Milano, 2 apr. (askanews) – Il vigneto Italia vale 56,5 miliardi di euro, per un corrispettivo a ettaro di 84mila euro, quattro volte più della media delle superfici agricole. Lo rileva l’analisi dell’Osservatorio Uiv-Vinitaly con una ricognizione sui valori dei 674mila ettari del vigneto nazionale che da Nord a Sud della Penisola generano un’economia da oltre 30 miliardi di euro l’anno e rappresentano al contempo uno degli investimenti più redditizi in assoluto sul piano fondiario. Con il mercato che risponde con un boom di transazioni, dettate in particolare da fondi e family office interessate soprattutto alle regioni a maggior vocazione enologica e di conseguenza a maggior tasso valoriale, come Alto Adige, Trentino, Veneto, Toscana e Piemonte.
Le quotazioni massime più alte dei filari italiani (a volte sopra il milione di euro per ettaro) si riscontrano in provincia di Bolzano, nella zona di Barolo e Barbaresco, sulle colline di Conegliano e Valdobbiadene e a Montalcino. Si va dai 300-500mila euro a ettaro per la zona di produzione del Trento Doc, la Valpolicella, Bolgheri e la Franciacorta. Stime di poco inferiori per le aree del Prosecco Doc, del Lugana, del Chianti Classico e Montepulciano. Negli ultimi 15 anni, secondo le rilevazioni elaborate dal Crea, la grande maggioranza delle denominazioni ha incrementato le proprie punte di valore: si va da Montalcino (+63%) a Valdobbiadene (+16%), da areali nel bolzanino come Caldaro (+75%) o Canelli nell’astigiano (+58%) fino al Collio (+50%), all’Etna (+57%), ai filari montani della Valle d’Aosta (+114%). L’alto valore medio a ettaro (dato dalla presenza di ampi territori vocati a produzioni di successo, come Prosecco, Valpolicella, Lugana, Pinot grigio, Valdadige) associato all’estensione del vigneto (100mila ettari circa), pone il Veneto in testa alla classifica generale dei valori fondiari. “Il vigneto Italia è ormai un brand globale specie nei suoi territori più vocati, e questo è un elemento di forza a cui gli investitori non possono sottrarsi” ha dichiarato il presidente di Unione italiana vini (Uiv), Lamberto Frescobaldi, aggiungendo che “notiamo come in genere l’ingresso di fondi internazionali o di famiglie facoltose nelle aree simbolo della viticoltura italiana sia in primo luogo una questione di prestigio, poi certamente un bene rifugio o un elemento di diversificazione degli asset”. “Ma alla base c’è la consapevolezza di investire sul valore nel senso più etimologico del termine, più che di aderire a un progetto remunerativo nel breve-medio periodo con il solo valore della produzione” ha proseguito Frescobaldi, concludendo “in Italia si assiste a questo e non è un caso se Bernard Arnault, presidente del gruppo Lvmh, ha recentemente acquistato Casa degli Atellani di Milano, vigna di Leonardo compresa”.

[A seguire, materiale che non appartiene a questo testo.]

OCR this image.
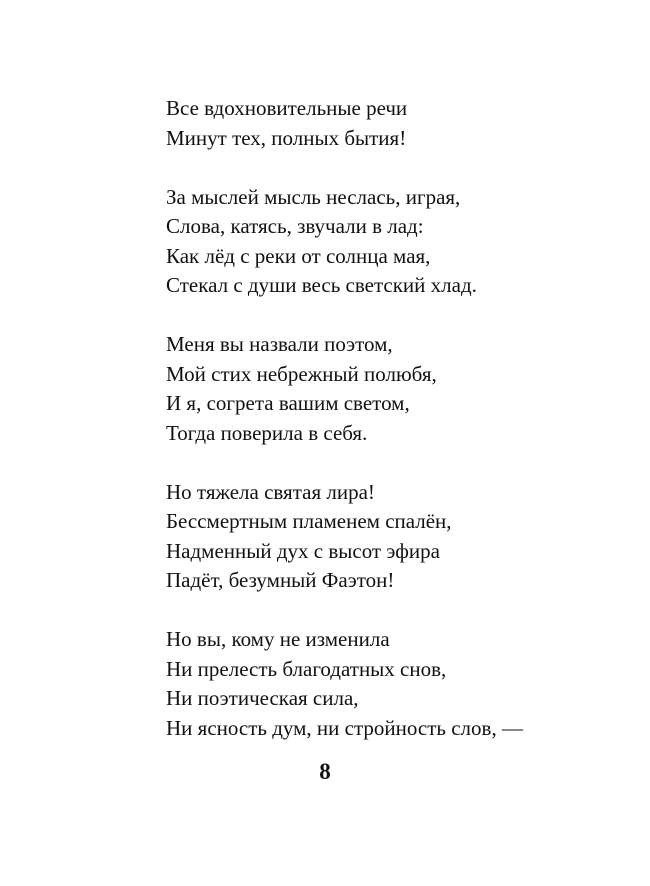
Все вдохновительные речи
Минут тех, полных бытия!
За мыслей мысль неслась, играя,
Слова, катясь, звучали в лад:
Как лёд с реки от солнца мая,
Стекал с души весь светский хлад.
Меня вы назвали поэтом,
Мой стих небрежный полюбя,
И я, согрета вашим светом,
Тогда поверила в себя.
Но тяжела святая лира!
Бессмертным пламенем спалён,
Надменный дух с высот эфира
Падёт, безумный Фаэтон!
Но вы, кому не изменила
Ни прелесть благодатных снов,
Ни поэтическая сила,
Ни ясность дум, ни стройность слов, —
8
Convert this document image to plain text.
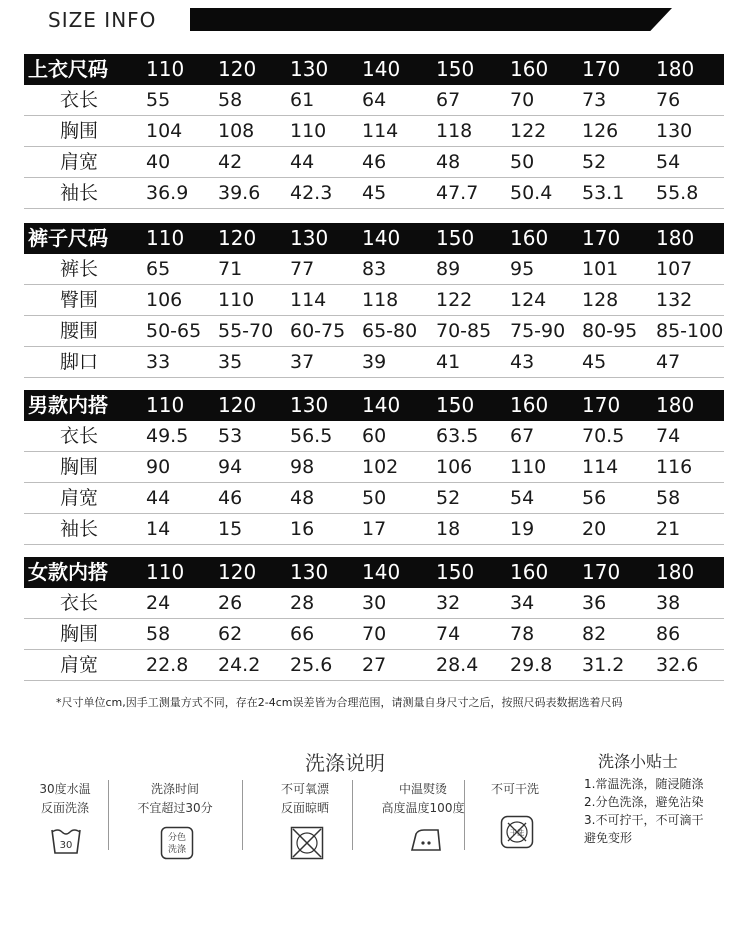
SIZE INFO
上衣尺码	110 120 130 140 150 160 170 180
衣长	55	58	61	64	67	70	73	76
胸围	104 108 110 114 118 122 126 130
肩宽	40	42	44	46	48	50	52	54
袖长	36.9 39.6 42.3 45	47.7 50.4 53.1 55.8
裤子尺码	110 120 130 140 150 160 170 180
裤长	65	71	77	83	89	95	101 107
臀围	106 110 114 118 122 124 128 132
腰围	50-65 55-70 60-75 65-80 70-85 75-90 80-95 85-100
脚口	33	35	37	39	41	43	45	47
男款内搭	110 120 130 140 150 160 170 180
衣长	49.5 53	56.5 60	63.5 67	70.5 74
胸围	90	94	98	102 106 110 114 116
肩宽	44	46	48	50	52	54	56	58
袖长	14	15	16	17	18	19	20	21
女款内搭	110 120 130 140 150 160 170 180
衣长	24	26	28	30	32	34	36	38
胸围	58	62	66	70	74	78	82	86
肩宽	22.8 24.2 25.6 27	28.4 29.8 31.2 32.6
*尺寸单位cm,因手工测量方式不同，存在2-4cm误差皆为合理范围，请测量自身尺寸之后，按照尺码表数据选着尺码
洗涤说明	洗涤小贴士
30度水温
反面洗涤
30
洗涤时间
不宜超过30分
分色
洗涤
不可氧漂
反面晾晒
中温熨烫
高度温度100度
不可干洗
干洗
1.常温洗涤，随浸随涤
2.分色洗涤，避免沾染
3.不可拧干，不可滴干
避免变形
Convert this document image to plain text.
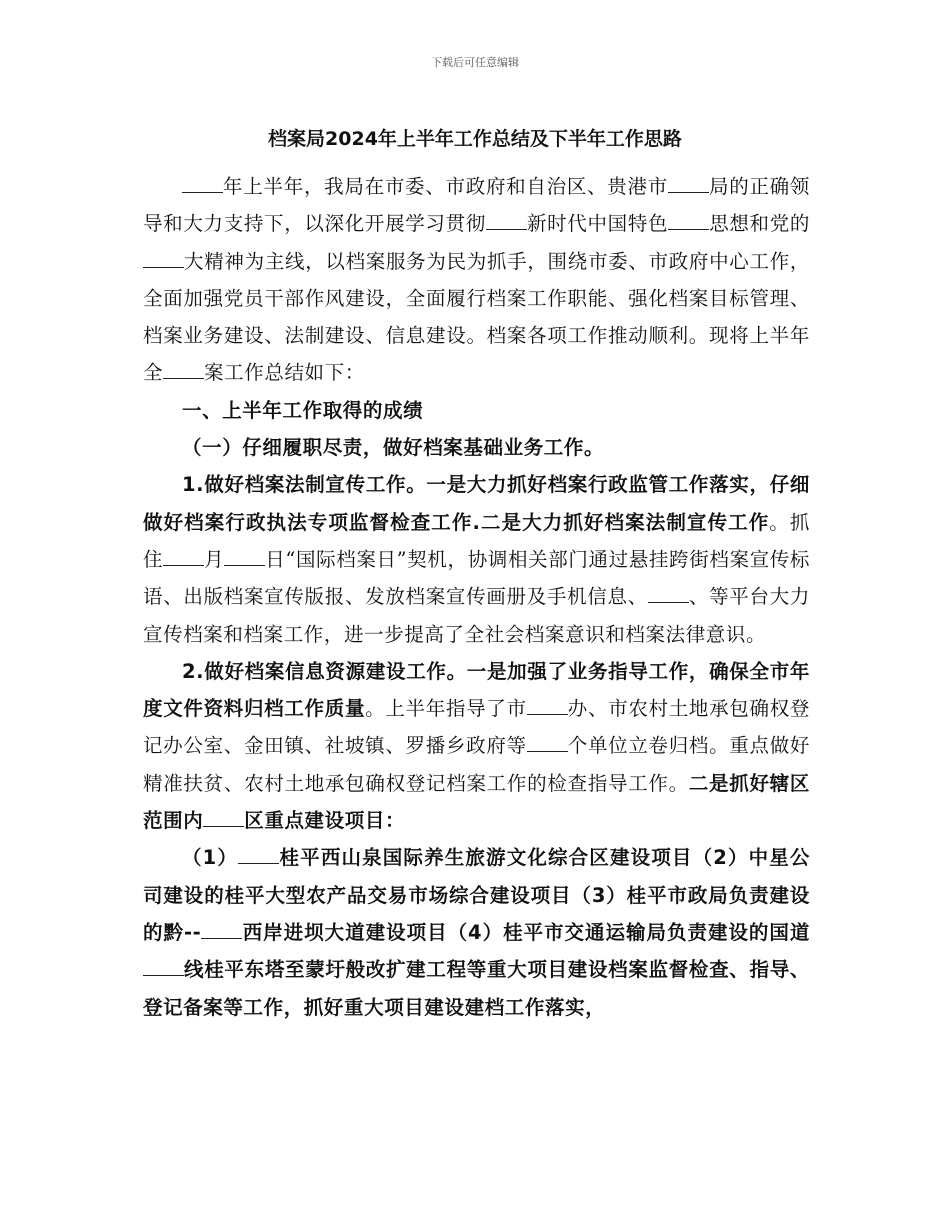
下载后可任意编辑
档案局2024年上半年工作总结及下半年工作思路

年上半年，我局在市委、市政府和自治区、贵港市 局的正确领导和大力支持下，以深化开展学习贯彻 新时代中国特色 思想和党的大精神为主线，以档案服务为民为抓手，围绕市委、市政府中心工作，全面加强党员干部作风建设，全面履行档案工作职能、强化档案目标管理、档案业务建设、法制建设、信息建设。档案各项工作推动顺利。现将上半年全 案工作总结如下：

一、上半年工作取得的成绩

（一）仔细履职尽责，做好档案基础业务工作。

1.做好档案法制宣传工作。一是大力抓好档案行政监管工作落实，仔细做好档案行政执法专项监督检查工作.二是大力抓好档案法制宣传工作。抓住 月 日“国际档案日”契机，协调相关部门通过悬挂跨街档案宣传标语、出版档案宣传版报、发放档案宣传画册及手机信息、 、等平台大力宣传档案和档案工作，进一步提高了全社会档案意识和档案法律意识。

2.做好档案信息资源建设工作。一是加强了业务指导工作，确保全市年度文件资料归档工作质量。上半年指导了市 办、市农村土地承包确权登记办公室、金田镇、社坡镇、罗播乡政府等 个单位立卷归档。重点做好精准扶贫、农村土地承包确权登记档案工作的检查指导工作。二是抓好辖区范围内 区重点建设项目：

（1） 桂平西山泉国际养生旅游文化综合区建设项目（2）中星公司建设的桂平大型农产品交易市场综合建设项目（3）桂平市政局负责建设的黔-- 西岸进坝大道建设项目（4）桂平市交通运输局负责建设的国道线桂平东塔至蒙圩般改扩建工程等重大项目建设档案监督检查、指导、登记备案等工作，抓好重大项目建设建档工作落实，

Per l’ad di Veronafiere, Maurizio Danese “il vino italiano è un capitale strategico del Paese e Vinitaly lo ha ribadito con un rapporto realizzato dall’Osservatorio assieme a Prometeia con i nuovi numeri di una filiera da 31,5 miliardi di euro l’anno”. Il settore, che vanta la miglior bilancia commerciale tra tutti i comparti del made in Italy tradizionale, ha una propensione all’export doppia rispetto all’agroalimentare e questo ha un peso anche sul valore fondiario di un prodotto sempre più globale, sempre più riconosciuto come bandiera dell’Italian style” ha precisato, evidenziando che “non è un caso se per il Cbre, leader mondiale nella consulenza nel settore real estate, il volume degli investimenti nel vigneto tricolore è segnalato in crescita in tripla cifra nell’ultimo biennio”. Secondo l’Osservatorio Uiv-Vinitaly, inoltre, la viticoltura in Italia costituisce da sempre un baluardo a difesa del paesaggio: nonostante la crescita della viticoltura in pianura, tutt’oggi poco più della metà dei vigneti nazionali si colloca sopra i 300 metri di quota, con il 42% in collina (301-700 metri) e il 9% in montagna (sopra i 700 metri). Montagna che, in alcuni areali come Valle d’Aosta e Liguria, è il luogo di maggiore presenza della viticoltura con quote superiori al 60%, ma che raggiunge incidenze ragguardevoli (pari o superiori al 30%) anche in altre regioni, come Campania, Basilicata, Calabria, Molise e Piemonte. In totale sono 62mila gli ettari vitati in montagna, dato destinato a crescere in futuro per via dell’innalzamento delle temperature medie. Viticolture prevalentemente di collina (281 mila gli ettari complessivi) sono quelle abruzzese (96%), umbra (89%), marchigiana (85%) e toscana (81%), a cui si aggiungono le produzioni di alta collina in provincia di Bolzano (86%) e Trento (40%). Prevalenza di viticoltura pianeggiante in Veneto, Emilia-Romagna, Puglia, Sicilia e Friuli Venezia Giulia.